Your stack trace is always going to be current, so if you only log it in your catch statement, your stack will be the stack from the catch statement. In other words, you’d be too late. It actually has already dumped the stack trace from the state you were in when you got the error.
You could create your own stack trace, if you aren’t above using a decorator pattern to modify all your existing functions.
I’ve modified your example to create a simple version of this. If you decide to implement something along these lines, you’d have to limit stack trace depth (especially if any of your functions are recursive) to avoid out-of-memory errors.

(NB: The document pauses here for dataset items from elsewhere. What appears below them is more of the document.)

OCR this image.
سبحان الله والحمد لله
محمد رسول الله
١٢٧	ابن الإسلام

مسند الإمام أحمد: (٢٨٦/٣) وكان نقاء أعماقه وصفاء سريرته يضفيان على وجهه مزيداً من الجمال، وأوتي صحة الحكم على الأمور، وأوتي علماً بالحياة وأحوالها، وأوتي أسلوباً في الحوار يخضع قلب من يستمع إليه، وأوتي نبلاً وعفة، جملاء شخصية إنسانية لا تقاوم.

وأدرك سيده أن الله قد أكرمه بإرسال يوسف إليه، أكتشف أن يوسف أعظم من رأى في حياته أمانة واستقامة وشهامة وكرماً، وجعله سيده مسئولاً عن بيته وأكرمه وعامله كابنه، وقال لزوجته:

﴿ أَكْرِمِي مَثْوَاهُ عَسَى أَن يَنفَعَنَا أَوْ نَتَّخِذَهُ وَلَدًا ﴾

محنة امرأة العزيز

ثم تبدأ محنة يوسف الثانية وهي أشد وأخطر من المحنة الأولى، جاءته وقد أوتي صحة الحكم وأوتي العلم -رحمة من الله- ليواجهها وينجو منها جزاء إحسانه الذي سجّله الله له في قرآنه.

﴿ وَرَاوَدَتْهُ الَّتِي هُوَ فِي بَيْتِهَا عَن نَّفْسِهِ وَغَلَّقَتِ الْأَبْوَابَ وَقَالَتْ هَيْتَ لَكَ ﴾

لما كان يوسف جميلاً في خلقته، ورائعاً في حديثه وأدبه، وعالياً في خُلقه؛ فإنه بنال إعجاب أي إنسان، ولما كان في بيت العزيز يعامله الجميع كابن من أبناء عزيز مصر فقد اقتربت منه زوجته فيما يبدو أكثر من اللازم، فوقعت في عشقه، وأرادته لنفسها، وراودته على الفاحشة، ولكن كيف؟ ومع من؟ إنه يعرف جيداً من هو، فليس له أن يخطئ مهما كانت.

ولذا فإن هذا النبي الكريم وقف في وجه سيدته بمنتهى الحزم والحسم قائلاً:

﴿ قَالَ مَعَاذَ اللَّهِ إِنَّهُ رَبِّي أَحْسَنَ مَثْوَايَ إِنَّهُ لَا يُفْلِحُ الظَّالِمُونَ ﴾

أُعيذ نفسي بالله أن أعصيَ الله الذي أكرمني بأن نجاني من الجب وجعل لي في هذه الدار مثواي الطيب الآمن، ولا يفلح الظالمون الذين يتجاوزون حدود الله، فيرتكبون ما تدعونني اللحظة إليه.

And obviously you’ll want to log somewhere other than the console.
I’m decorating two functions here that each have a different argument list length, just to show the usage of the arguments property.
var customStack = new Array();
function stackRecord( func ) {
return function() {
stackData = func.name + "(";
for ( i = 0; i < arguments.length; i++ )
{
stackData += " " + arguments[i] + ( i == arguments.length - 1 ? " " : "," );
}
stackData += ")"
customStack.push( stackData );
func( arguments );
customStack.pop();
};
}
functionA = stackRecord( function functionA( arg1, arg2, arg3 )
{
functionB()
} );
functionB = stackRecord( function functionB()
{
functionC()
} );
try
{
functionA( 0, 1, 2 );
}
catch(error)
{
$.writeln( "File:" + $.fileName )
$.writeln( "Error occurred at line " + error.line );
$.writeln( "
Traceback:" )
for ( i in customStack )
{
$.writeln( customStack[i] );
}
$.writeln( "
" + error );
}
Wow thats awesome Bronwen! I appreciate you going the extra mile and showing an example of this, very helpful. I’ll be looking into incorporating this in the near future.